Known for her use of obsolete artistic and production traditions, Anne Vibeke Mou develops her own glass using historic materials from specific sites. In Caithness, kelp was once gathered from the sea, dried and burned, and the ash used in glass recipes of the day. Mou is re-creating this transformative process to fabricate her own glass, referencing the intimate relationship between land and sea found in both the industry and mythology of the region.
Born in Denmark, Anne Vibeke Mou received a BA from Glasgow School of Art in 2002 and an MA from the Royal College of Art, London, in 2005. Mou has participated in residencies at The Studio of the Corning Museum of Glass, New York; Upernavik Museum, Greenland; and the National Glass Centre, Sunderland, UK. She has created commissioned work for The Laurence Sterne Trust and the National Glass Centre, Sunderland, and been included in exhibitions at Middlesbrough Institute of Modern Art, UK; Kunstraum Langenlois, Austria; and Camden Arts Centre, UK, amongst others. She currently lives and works in Newcastle upon Tyne.

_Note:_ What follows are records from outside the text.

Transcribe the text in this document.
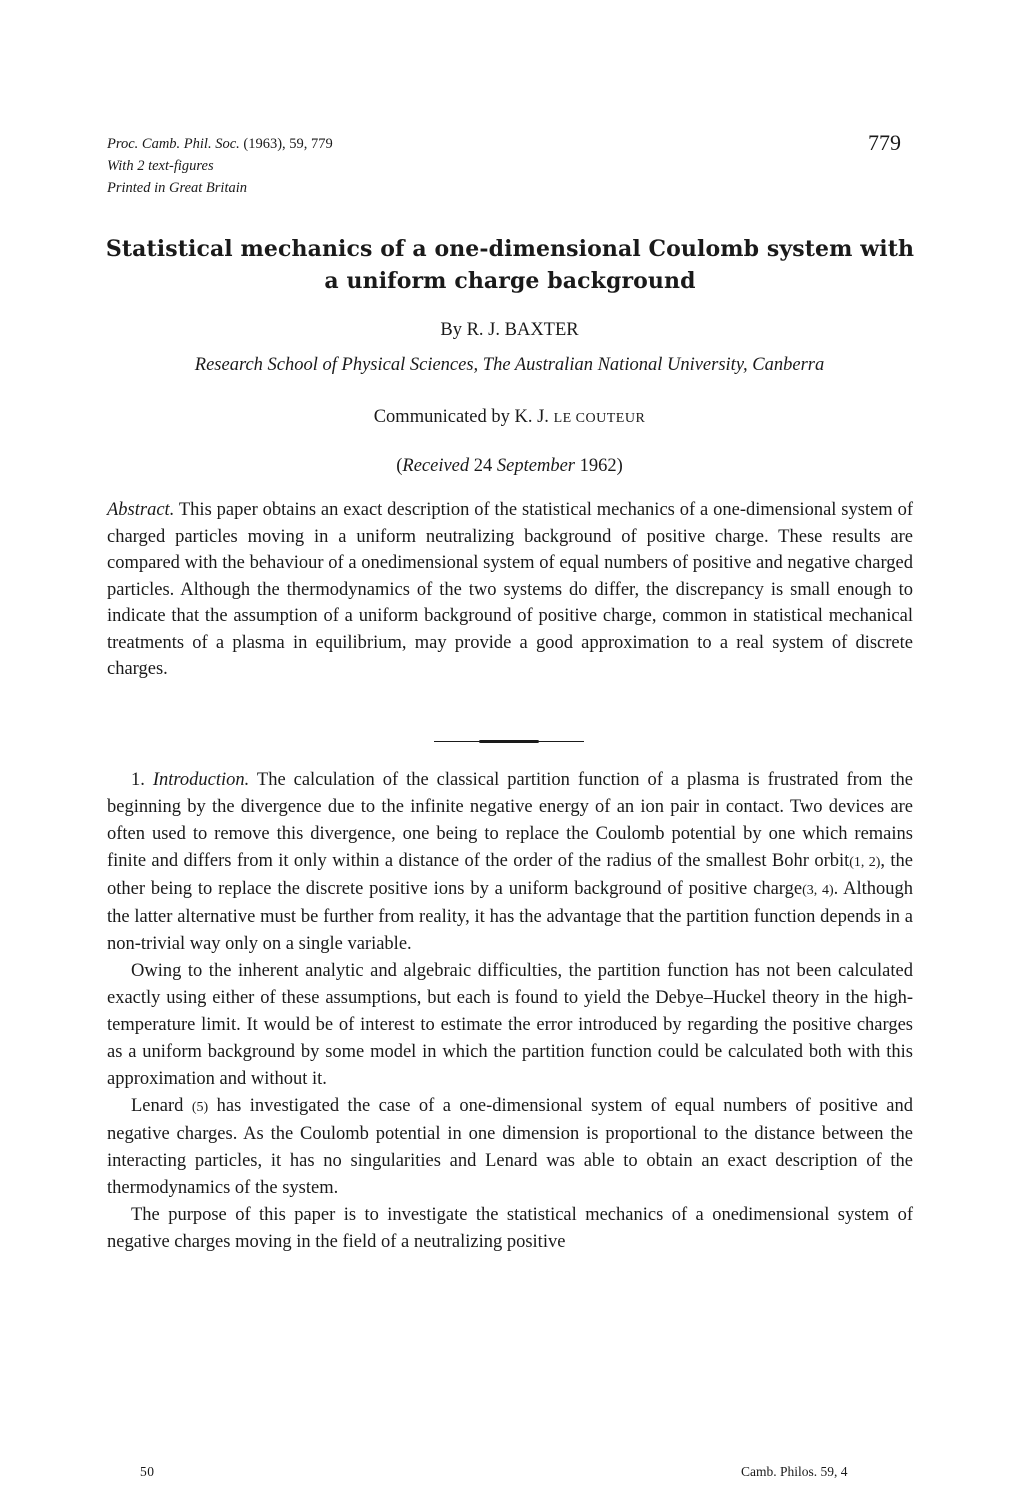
Proc. Camb. Phil. Soc. (1963), 59, 779
With 2 text-figures
Printed in Great Britain
779
Statistical mechanics of a one-dimensional Coulomb system with
a uniform charge background
By R. J. BAXTER
Research School of Physical Sciences, The Australian National University, Canberra
Communicated by K. J. LE COUTEUR
(Received 24 September 1962)
Abstract. This paper obtains an exact description of the statistical mechanics of a one-dimensional system of charged particles moving in a uniform neutralizing background of positive charge. These results are compared with the behaviour of a onedimensional system of equal numbers of positive and negative charged particles. Although the thermodynamics of the two systems do differ, the discrepancy is small enough to indicate that the assumption of a uniform background of positive charge, common in statistical mechanical treatments of a plasma in equilibrium, may provide a good approximation to a real system of discrete charges.

1. Introduction. The calculation of the classical partition function of a plasma is frustrated from the beginning by the divergence due to the infinite negative energy of an ion pair in contact. Two devices are often used to remove this divergence, one being to replace the Coulomb potential by one which remains finite and differs from it only within a distance of the order of the radius of the smallest Bohr orbit(1, 2), the other being to replace the discrete positive ions by a uniform background of positive charge(3, 4). Although the latter alternative must be further from reality, it has the advantage that the partition function depends in a non-trivial way only on a single variable.

Owing to the inherent analytic and algebraic difficulties, the partition function has not been calculated exactly using either of these assumptions, but each is found to yield the Debye–Huckel theory in the high-temperature limit. It would be of interest to estimate the error introduced by regarding the positive charges as a uniform background by some model in which the partition function could be calculated both with this approximation and without it.

Lenard (5) has investigated the case of a one-dimensional system of equal numbers of positive and negative charges. As the Coulomb potential in one dimension is proportional to the distance between the interacting particles, it has no singularities and Lenard was able to obtain an exact description of the thermodynamics of the system.

The purpose of this paper is to investigate the statistical mechanics of a onedimensional system of negative charges moving in the field of a neutralizing positive

50	Camb. Philos. 59, 4
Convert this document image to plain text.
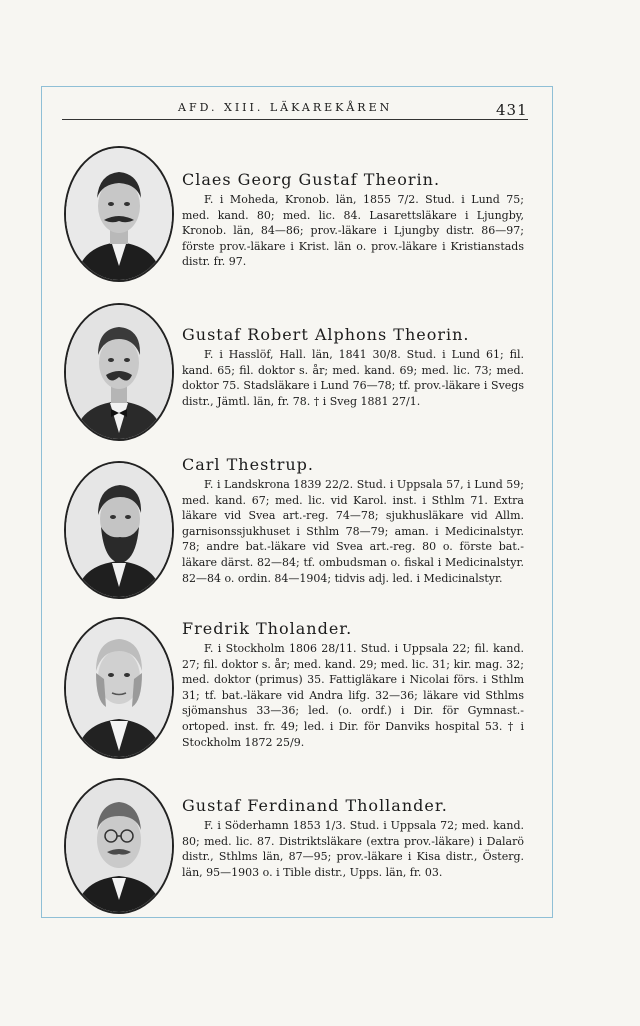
AFD. XIII. LÄKAREKÅREN	431
Claes Georg Gustaf Theorin.
F. i Moheda, Kronob. län, 1855 7/2. Stud. i Lund 75; med. kand. 80; med. lic. 84. Lasarettsläkare i Ljungby, Kronob. län, 84—86; prov.-läkare i Ljungby distr. 86—97; förste prov.-läkare i Krist. län o. prov.-läkare i Kristianstads distr. fr. 97.
Gustaf Robert Alphons Theorin.
F. i Hasslöf, Hall. län, 1841 30/8. Stud. i Lund 61; fil. kand. 65; fil. doktor s. år; med. kand. 69; med. lic. 73; med. doktor 75. Stadsläkare i Lund 76—78; tf. prov.-läkare i Svegs distr., Jämtl. län, fr. 78. † i Sveg 1881 27/1.
Carl Thestrup.
F. i Landskrona 1839 22/2. Stud. i Uppsala 57, i Lund 59; med. kand. 67; med. lic. vid Karol. inst. i Sthlm 71. Extra läkare vid Svea art.-reg. 74—78; sjukhusläkare vid Allm. garnisonssjukhuset i Sthlm 78—79; aman. i Medicinalstyr. 78; andre bat.-läkare vid Svea art.-reg. 80 o. förste bat.-läkare därst. 82—84; tf. ombudsman o. fiskal i Medicinalstyr. 82—84 o. ordin. 84—1904; tidvis adj. led. i Medicinalstyr.
Fredrik Tholander.
F. i Stockholm 1806 28/11. Stud. i Uppsala 22; fil. kand. 27; fil. doktor s. år; med. kand. 29; med. lic. 31; kir. mag. 32; med. doktor (primus) 35. Fattigläkare i Nicolai förs. i Sthlm 31; tf. bat.-läkare vid Andra lifg. 32—36; läkare vid Sthlms sjömanshus 33—36; led. (o. ordf.) i Dir. för Gymnast.-ortoped. inst. fr. 49; led. i Dir. för Danviks hospital 53. † i Stockholm 1872 25/9.
Gustaf Ferdinand Thollander.
F. i Söderhamn 1853 1/3. Stud. i Uppsala 72; med. kand. 80; med. lic. 87. Distriktsläkare (extra prov.-läkare) i Dalarö distr., Sthlms län, 87—95; prov.-läkare i Kisa distr., Österg. län, 95—1903 o. i Tible distr., Upps. län, fr. 03.
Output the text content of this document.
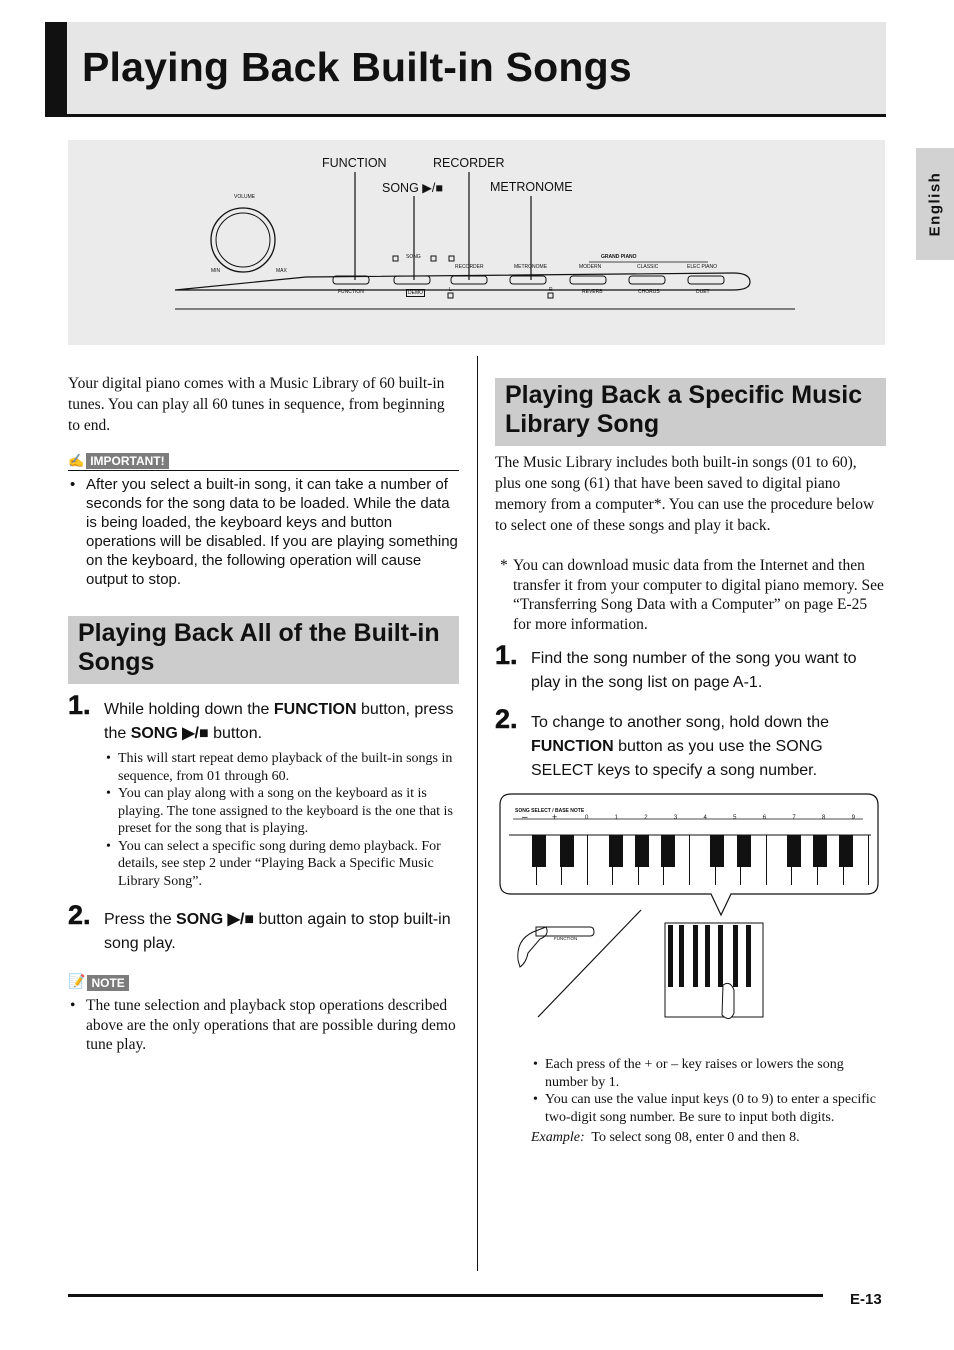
Playing Back Built-in Songs
English
FUNCTION	RECORDER
SONG ▶/■	METRONOME
VOLUME
MIN	MAX
GRAND PIANO
SONG
RECORDER	METRONOME	MODERN	CLASSIC	ELEC PIANO
FUNCTION	DEMO	L	R	REVERB	CHORUS	DUET
Your digital piano comes with a Music Library of 60 built-in tunes. You can play all 60 tunes in sequence, from beginning to end.
✍ IMPORTANT!
• After you select a built-in song, it can take a number of seconds for the song data to be loaded. While the data is being loaded, the keyboard keys and button operations will be disabled. If you are playing something on the keyboard, the following operation will cause output to stop.
Playing Back All of the Built-in Songs
1. While holding down the FUNCTION button, press the SONG ▶/■ button.
• This will start repeat demo playback of the built-in songs in sequence, from 01 through 60.
• You can play along with a song on the keyboard as it is playing. The tone assigned to the keyboard is the one that is preset for the song that is playing.
• You can select a specific song during demo playback. For details, see step 2 under “Playing Back a Specific Music Library Song”.
2. Press the SONG ▶/■ button again to stop built-in song play.
📝 NOTE
• The tune selection and playback stop operations described above are the only operations that are possible during demo tune play.
Playing Back a Specific Music Library Song
The Music Library includes both built-in songs (01 to 60), plus one song (61) that have been saved to digital piano memory from a computer*. You can use the procedure below to select one of these songs and play it back.
* You can download music data from the Internet and then transfer it from your computer to digital piano memory. See “Transferring Song Data with a Computer” on page E-25 for more information.
1. Find the song number of the song you want to play in the song list on page A-1.
2. To change to another song, hold down the FUNCTION button as you use the SONG SELECT keys to specify a song number.
SONG SELECT / BASE NOTE
–	+	0	1	2	3	4	5	6	7	8	9
FUNCTION
• Each press of the + or – key raises or lowers the song number by 1.
• You can use the value input keys (0 to 9) to enter a specific two-digit song number. Be sure to input both digits.
Example: To select song 08, enter 0 and then 8.
E-13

In her recent work, London-based Anne Petters transforms translucent sheets of fused and powdered glass into ethereal sculptural books. The pages, covered in indiscernible writing, capture the flow of thought. Petters approaches The Byre in a similar manner by focusing on its dual life and the conflicting experiences of those that live in a region and those that visit. The Byre inspires romantic, transformative experiences in those who visit and yet it is a simple barn. By focusing on this tension, Petters' work captures the fleeting and ineffable in glass.
Anne Petters is a multimedia artist with a strong background in glass. She received a Diploma in Fine Arts from the Institute for Ceramics and Glass Art, Hoehr-Grenzhausen, Germany, and a MFA in sculpture/glass from Alfred University, New York. Born in Dresden in 1978, she grew up in the German Democratic Republic. Petters has been awarded numerous artist residencies and received the prestigious Queen Elizabeth Trust Scholarship for excellence in British Craft in 2014. She has taught as visiting lecturer at the Royal College of Art and is currently leading the glass studio at City & Guilds of London Art School.
Jeff Zimmer's atmospheric, multi-layered glass paintings of rich vistas contain the menacing shadows of offshore oil platforms or military drones, generating a jarring juxtaposition that is both beautiful and terrifying. Concurrent with his painting, Zimmer has been collecting images of memorials and monuments to LGBT persons throughout history. He etches these on thin sheets of glass used to protect cell phone screens, contrasting the fragility of human memory with the potential long memory of digital photography. During his visits to The Byre and Caithness in general, Zimmer has been seeking out and visually translating the little-told stories of lesbian, gay, bi, trans, intersex and gender-non-confirming folk in the region.
Jeff Zimmer originally trained in theatre in Washington, DC, before moving to Edinburgh, Scotland, to obtain his Masters in glass painting. He received second prize in the 2014 Coburg Prize for Contemporary Glass, and was awarded the 2014 Stephen Procter Fellowship at the Australian National University, School of Art & Design. His work is in the permanent collections of the Victoria and Albert Museum, UK; European Museum of Modern Glass, Germany; Glasmuseet Ebeltoft, Denmark, and Glasmuseum Frauenau, Germany. Zimmer teaches in Edinburgh and has lead masterclasses and workshops at other locations including Pilchuck Glass School, Washington; North Lands Creative, Scotland; and Bild-Werk Frauenau, Germany.